Today, I decided to sit down and refactor my code.  I've heard tell that Voldemort types tend to cause an explosion in symbol size, and today I thought it'd be interesting to see just how big of a difference this actually makes.

I could not believe my eyes.

Before the refactoring, my executable sizes (I have 2 executables in this codebase) were 37.3MB and 60.0MB, respectively.

After the refactoring, my executable sizes were, respectively, 8.2MB and 10.2MB. That's a 5x and 6x reduction in executable size, respectively. Whoa.

And all I did was to move Voldemort structs out into module-level private structs. I.e., this:

	auto myFunc(Args...)(Args args) {
		static struct Result {
			...
		}
		return Result(args);
	}

became this:

	private MyFuncImpl(Args...)
	{
		...
	}

	auto myFunc(Args...)(Args args) {
		return MyFuncImpl!Args(args);
	}

And you get an instant 5x to 6x reduction in executable size.

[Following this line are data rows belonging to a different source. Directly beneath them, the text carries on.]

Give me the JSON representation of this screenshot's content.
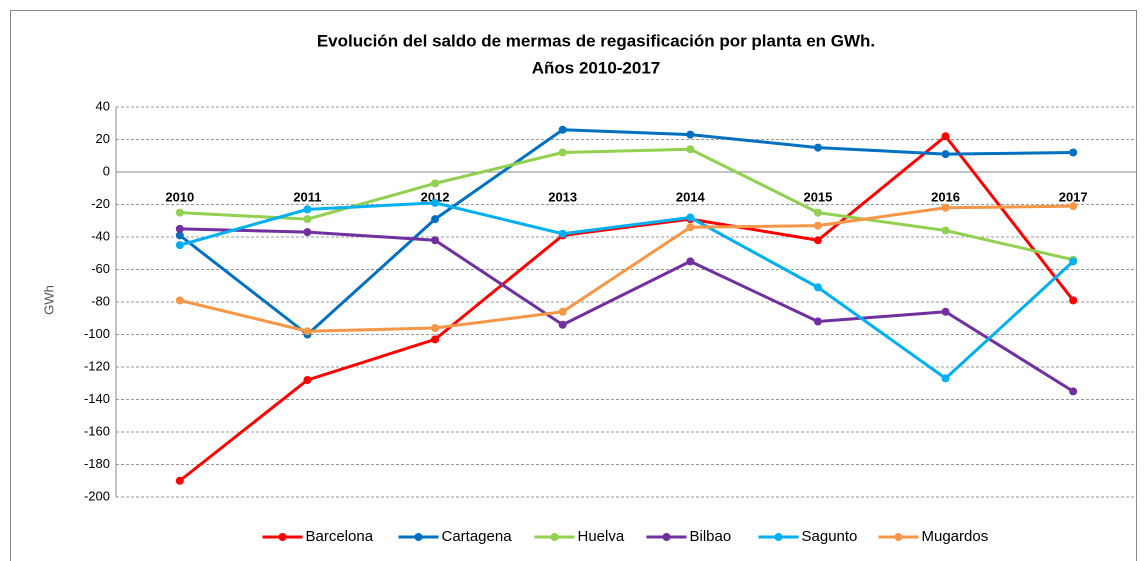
{
  "chart_data": {
    "type": "line",
    "title": [
      "Evolución del saldo de mermas de regasificación por planta en GWh.",
      "Años 2010-2017"
    ],
    "y_label": "GWh",
    "categories": [
      "2010",
      "2011",
      "2012",
      "2013",
      "2014",
      "2015",
      "2016",
      "2017"
    ],
    "series": [
      {
        "name": "Barcelona",
        "color": "#ff0000",
        "values": [
          -190,
          -128,
          -103,
          -39,
          -29,
          -42,
          22,
          -79
        ]
      },
      {
        "name": "Cartagena",
        "color": "#0070c0",
        "values": [
          -39,
          -100,
          -29,
          26,
          23,
          15,
          11,
          12
        ]
      },
      {
        "name": "Huelva",
        "color": "#92d050",
        "values": [
          -25,
          -29,
          -7,
          12,
          14,
          -25,
          -36,
          -54
        ]
      },
      {
        "name": "Bilbao",
        "color": "#7030a0",
        "values": [
          -35,
          -37,
          -42,
          -94,
          -55,
          -92,
          -86,
          -135
        ]
      },
      {
        "name": "Sagunto",
        "color": "#00b0f0",
        "values": [
          -45,
          -23,
          -19,
          -38,
          -28,
          -71,
          -127,
          -55
        ]
      },
      {
        "name": "Mugardos",
        "color": "#f79646",
        "values": [
          -79,
          -98,
          -96,
          -86,
          -34,
          -33,
          -22,
          -21
        ]
      }
    ],
    "ylim": [
      -200,
      40
    ],
    "yticks": [
      -200,
      -180,
      -160,
      -140,
      -120,
      -100,
      -80,
      -60,
      -40,
      -20,
      0,
      20,
      40
    ],
    "grid": true,
    "legend": "bottom"
  }
}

Now mind you, the ridiculous symbol size problem still exists; the executable still contains some huge symbols.  The difference is that now the longest symbol is "only" 86KB, whereas before the refactoring, the longest symbol was 777KB (!).  So the problem is less severe, but still present.  So symbol compression is still a very important part of the eventual solution.


T

-- 
Windows: the ultimate triumph of marketing over technology. -- Adrian von Bidder
July 13
On 7/13/17 3:23 PM, H. S. Teoh via Digitalmars-d wrote:
> Today, I decided to sit down and refactor my code.  I've heard tell that
> Voldemort types tend to cause an explosion in symbol size, and today I
> thought it'd be interesting to see just how big of a difference this
> actually makes.
> 
> I could not believe my eyes.
> 
> Before the refactoring, my executable sizes (I have 2 executables in
> this codebase) were 37.3MB and 60.0MB, respectively.
> 
> After the refactoring, my executable sizes were, respectively, 8.2MB and
> 10.2MB. That's a 5x and 6x reduction in executable size, respectively.
> Whoa.

Yep.

http://www.schveiguy.com/blog/2016/05/have-your-voldemort-types-and-keep-your-disk-space-too/

I was surprised as well at the reduction. I only noticed the problem because when I was debugging my library, the program was taking an unreasonably long time to *print a stack trace* (like multiple seconds).

-Steve
July 13
On Thu, Jul 13, 2017 at 04:16:50PM -0400, Steven Schveighoffer via Digitalmars-d wrote: [...]
> http://www.schveiguy.com/blog/2016/05/have-your-voldemort-types-and-keep-your-disk-space-too/
> 
> I was surprised as well at the reduction. I only noticed the problem because when I was debugging my library, the program was taking an unreasonably long time to *print a stack trace* (like multiple seconds).
[...]

Whoa.  I just tried your 'horcrux' trick, and discovered that it causes a further reduction in executable size!

Original sizes:
	38144296 bytes (38.1 MB)
	61412056 bytes (61.4 MB)

After factoring out Voldemort structs as module-global private structs:

	 8332352 bytes (8.3 MB)
	10376584 bytes (10.4 MB)

After further refactoring to use the "horcrux" trick:
	 8147392 bytes (8.1 MB)
	10124136 bytes (10.1 MB)

While this last reduction is rather modest relative to the total executable sizes, it still represents a reduction of 200KB and 300KB worth of symbols(!) each.  Given that this code base is a mere 5000+ LOC, I'd expect significant savings in larger template-heavy projects.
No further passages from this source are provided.